Manned spaceflight has many issues associated, most significantly radiation which can kill people.  This technological hurdle is something that will take a long time to work out.

The U.S. Government has placed certain technologies in a protected category to the point where you either need permission from the government or you need to be the government in order to utilize them.  In the case of technologies a company might want to market, export compliance and ITAR make this impractical.

Present commercial ventures, like Space Ship One and the Bigelow project, are low-earth experiences that are being marketed for tourism above all else (for now).  I do not categorize Space X as a commercial venture because it is heavily subsidized by the government, as a way for Obama to pay back Elon Musk for his political donations.  So when Obama uses the term "commercial" in his plans for NASA, he really means a few chosen companies (companies that line his pockets being preferred).  The Delta programs are the property of the Air Force, as are Atlas.

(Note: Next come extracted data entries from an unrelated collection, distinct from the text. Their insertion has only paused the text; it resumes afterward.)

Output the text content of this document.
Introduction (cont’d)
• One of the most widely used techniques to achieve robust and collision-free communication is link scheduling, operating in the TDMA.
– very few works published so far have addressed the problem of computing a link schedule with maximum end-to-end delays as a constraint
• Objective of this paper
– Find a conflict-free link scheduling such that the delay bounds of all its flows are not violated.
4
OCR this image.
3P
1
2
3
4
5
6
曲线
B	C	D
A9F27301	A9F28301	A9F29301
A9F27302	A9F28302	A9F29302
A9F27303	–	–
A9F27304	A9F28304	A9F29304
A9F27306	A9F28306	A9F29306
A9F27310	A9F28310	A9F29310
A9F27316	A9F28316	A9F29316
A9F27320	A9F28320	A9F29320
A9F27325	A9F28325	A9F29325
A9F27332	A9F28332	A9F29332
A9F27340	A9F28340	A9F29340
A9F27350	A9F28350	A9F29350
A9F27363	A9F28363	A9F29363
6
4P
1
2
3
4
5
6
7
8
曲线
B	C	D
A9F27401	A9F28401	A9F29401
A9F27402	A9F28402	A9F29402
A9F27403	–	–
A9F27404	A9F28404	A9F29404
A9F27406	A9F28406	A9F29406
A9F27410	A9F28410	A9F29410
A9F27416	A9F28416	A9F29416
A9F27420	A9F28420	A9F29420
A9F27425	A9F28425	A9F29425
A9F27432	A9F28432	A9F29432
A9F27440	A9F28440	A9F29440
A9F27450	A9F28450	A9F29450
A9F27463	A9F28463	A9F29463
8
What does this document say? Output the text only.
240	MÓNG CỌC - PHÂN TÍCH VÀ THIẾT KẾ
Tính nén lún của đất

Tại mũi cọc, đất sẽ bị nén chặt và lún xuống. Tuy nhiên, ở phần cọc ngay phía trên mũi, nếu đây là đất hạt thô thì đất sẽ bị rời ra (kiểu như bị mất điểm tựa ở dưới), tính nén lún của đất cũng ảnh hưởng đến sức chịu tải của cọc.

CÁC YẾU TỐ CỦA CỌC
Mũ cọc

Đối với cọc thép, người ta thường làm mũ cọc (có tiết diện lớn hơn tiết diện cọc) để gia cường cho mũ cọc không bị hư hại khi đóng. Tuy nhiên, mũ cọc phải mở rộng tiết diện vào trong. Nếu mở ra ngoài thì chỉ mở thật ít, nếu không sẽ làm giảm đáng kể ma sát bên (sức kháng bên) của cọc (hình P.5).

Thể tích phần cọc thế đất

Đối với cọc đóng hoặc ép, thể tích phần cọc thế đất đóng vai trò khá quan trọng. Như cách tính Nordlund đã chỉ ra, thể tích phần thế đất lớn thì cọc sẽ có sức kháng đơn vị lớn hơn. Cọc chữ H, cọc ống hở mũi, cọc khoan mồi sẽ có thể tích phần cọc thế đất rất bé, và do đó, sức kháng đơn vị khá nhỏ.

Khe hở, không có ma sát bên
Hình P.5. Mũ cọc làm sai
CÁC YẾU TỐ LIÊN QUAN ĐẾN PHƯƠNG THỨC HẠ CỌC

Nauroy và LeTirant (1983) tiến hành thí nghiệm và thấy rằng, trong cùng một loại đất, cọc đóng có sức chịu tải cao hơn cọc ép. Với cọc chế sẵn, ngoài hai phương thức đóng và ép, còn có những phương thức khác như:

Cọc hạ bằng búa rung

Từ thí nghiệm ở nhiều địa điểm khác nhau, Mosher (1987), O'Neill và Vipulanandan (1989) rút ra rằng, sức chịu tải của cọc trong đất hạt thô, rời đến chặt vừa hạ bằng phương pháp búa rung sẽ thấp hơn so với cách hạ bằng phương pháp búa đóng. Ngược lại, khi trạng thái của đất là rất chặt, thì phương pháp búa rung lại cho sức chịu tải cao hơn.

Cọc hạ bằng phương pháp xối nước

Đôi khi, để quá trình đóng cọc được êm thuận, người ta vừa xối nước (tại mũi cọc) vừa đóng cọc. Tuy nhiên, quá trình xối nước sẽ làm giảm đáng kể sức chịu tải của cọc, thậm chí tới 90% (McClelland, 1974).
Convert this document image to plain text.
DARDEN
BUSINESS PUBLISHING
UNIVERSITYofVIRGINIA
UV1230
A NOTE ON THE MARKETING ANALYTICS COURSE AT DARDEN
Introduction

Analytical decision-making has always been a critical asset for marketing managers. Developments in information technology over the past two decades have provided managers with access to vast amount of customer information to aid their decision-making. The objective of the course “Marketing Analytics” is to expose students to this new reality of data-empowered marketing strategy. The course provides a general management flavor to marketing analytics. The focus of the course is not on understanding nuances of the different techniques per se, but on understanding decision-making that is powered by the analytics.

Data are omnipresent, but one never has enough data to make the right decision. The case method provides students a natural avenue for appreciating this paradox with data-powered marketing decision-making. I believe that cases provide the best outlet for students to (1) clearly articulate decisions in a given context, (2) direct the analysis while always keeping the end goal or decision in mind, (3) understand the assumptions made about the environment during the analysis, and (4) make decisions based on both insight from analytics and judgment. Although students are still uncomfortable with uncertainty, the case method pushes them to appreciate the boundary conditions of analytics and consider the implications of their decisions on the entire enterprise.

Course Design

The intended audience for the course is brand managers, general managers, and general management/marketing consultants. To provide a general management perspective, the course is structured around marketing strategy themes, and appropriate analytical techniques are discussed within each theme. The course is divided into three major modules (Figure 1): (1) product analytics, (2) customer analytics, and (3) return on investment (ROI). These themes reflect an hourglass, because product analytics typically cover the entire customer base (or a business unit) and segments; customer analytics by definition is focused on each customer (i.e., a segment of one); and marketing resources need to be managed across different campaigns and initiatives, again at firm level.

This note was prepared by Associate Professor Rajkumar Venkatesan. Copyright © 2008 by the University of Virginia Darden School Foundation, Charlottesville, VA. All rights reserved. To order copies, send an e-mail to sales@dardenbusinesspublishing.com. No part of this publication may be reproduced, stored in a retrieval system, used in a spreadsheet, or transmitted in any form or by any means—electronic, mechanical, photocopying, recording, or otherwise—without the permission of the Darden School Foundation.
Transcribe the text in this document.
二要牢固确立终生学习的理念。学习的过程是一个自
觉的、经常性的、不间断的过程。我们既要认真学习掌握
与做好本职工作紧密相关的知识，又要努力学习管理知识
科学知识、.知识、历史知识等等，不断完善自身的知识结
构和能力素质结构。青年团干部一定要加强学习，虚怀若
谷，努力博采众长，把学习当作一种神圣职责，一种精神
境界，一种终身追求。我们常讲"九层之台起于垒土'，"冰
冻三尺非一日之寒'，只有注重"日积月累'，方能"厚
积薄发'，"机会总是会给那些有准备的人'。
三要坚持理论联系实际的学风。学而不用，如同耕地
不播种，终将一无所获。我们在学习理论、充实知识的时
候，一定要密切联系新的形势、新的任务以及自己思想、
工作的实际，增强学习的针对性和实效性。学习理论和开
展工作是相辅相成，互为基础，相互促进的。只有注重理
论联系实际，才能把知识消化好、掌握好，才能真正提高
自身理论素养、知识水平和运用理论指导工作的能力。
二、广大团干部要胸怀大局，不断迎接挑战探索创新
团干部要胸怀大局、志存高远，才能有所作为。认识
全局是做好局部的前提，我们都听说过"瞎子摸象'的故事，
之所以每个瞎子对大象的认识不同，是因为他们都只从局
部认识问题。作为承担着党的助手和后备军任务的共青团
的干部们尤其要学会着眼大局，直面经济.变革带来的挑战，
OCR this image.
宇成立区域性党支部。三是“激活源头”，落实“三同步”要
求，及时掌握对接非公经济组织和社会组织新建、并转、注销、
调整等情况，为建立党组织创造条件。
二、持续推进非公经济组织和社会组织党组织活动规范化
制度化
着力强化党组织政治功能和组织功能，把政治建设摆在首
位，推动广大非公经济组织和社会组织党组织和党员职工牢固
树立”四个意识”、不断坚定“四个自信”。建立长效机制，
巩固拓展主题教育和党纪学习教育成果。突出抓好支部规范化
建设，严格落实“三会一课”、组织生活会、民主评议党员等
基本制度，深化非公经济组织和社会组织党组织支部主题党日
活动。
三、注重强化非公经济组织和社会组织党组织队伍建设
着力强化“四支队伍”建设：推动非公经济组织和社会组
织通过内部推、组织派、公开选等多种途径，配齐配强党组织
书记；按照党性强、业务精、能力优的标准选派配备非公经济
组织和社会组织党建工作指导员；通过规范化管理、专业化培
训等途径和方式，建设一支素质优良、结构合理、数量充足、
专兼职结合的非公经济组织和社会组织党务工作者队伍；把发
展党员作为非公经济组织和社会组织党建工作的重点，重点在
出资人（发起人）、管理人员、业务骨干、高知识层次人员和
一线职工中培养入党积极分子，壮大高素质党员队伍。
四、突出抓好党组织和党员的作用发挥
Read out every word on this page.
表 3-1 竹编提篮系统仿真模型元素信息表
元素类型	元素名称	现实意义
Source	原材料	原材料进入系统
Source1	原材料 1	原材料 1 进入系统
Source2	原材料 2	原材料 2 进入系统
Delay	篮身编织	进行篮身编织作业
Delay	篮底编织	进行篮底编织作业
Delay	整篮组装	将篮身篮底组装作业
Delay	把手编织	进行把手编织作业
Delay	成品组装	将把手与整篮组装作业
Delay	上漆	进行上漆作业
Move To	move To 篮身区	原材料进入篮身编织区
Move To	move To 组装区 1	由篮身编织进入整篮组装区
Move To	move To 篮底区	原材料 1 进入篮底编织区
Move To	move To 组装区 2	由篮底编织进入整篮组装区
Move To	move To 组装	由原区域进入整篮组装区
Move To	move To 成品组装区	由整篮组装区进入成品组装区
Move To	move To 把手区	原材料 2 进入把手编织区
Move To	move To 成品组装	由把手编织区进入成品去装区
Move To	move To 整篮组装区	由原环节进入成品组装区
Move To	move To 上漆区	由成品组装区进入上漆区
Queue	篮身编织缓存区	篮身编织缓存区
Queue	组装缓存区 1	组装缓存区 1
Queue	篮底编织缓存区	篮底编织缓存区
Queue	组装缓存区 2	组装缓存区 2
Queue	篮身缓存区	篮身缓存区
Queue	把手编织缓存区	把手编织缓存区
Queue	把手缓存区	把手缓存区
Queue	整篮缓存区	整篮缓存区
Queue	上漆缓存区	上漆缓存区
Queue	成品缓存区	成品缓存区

No current commercial company has the capability for manned, deep space exploration.

Bigelow's venture still requires the use of non-commercial launch vehicles, however the customers will be paying for these services.  He will have flexibility to use whichever launch provider is most affordable.

My preference would be for space exploration to be 100% commercial, but that isn't going to happen any time soon.

I believe NASA, as well as the Department of Defense, has created artificial demand for technical capabilities and jobs that would not otherwise exist.  Movement toward a 100% commercial market would significantly impact this base, something that has political consequences - most often on the right rather than the left.  In addition, NASA has been a selling point for the Liberal's public education system.  So both sides are heavily invested.  

A 100% commercial market (i.e., free market) on space exploration very well could open up space exploration more than any government plan could devise, and in ways superior to the NASA way of doing business.    So while in the short term the industry would be harmed, in the long term there would be a lot more opportunities.

 

As for arguments on fake lunar landings, I put those in the same category as aliens at Roswell.

 

The USSR most definitely covered up some of their disasters in order to appear superior to the U.S.  In this respect you are correct that it was to show the superiority of socialism.

 

Being in the business, the thing that I find interesting is how some of the early endeavors were done with much less sophistication and technology than today.  I think there is a lesson to be learned there, as far as design.  It's not the most advanced solution that wins out.  It's the most elegant. 

For most exploration, unmanned vehicles are sufficient.  Manned spaceflight is a political exercise until we have fully understood and addressed the problems of people in space.  Limited, low-earth orbit seems to be generating interest, and may be viable as a business (even better without government).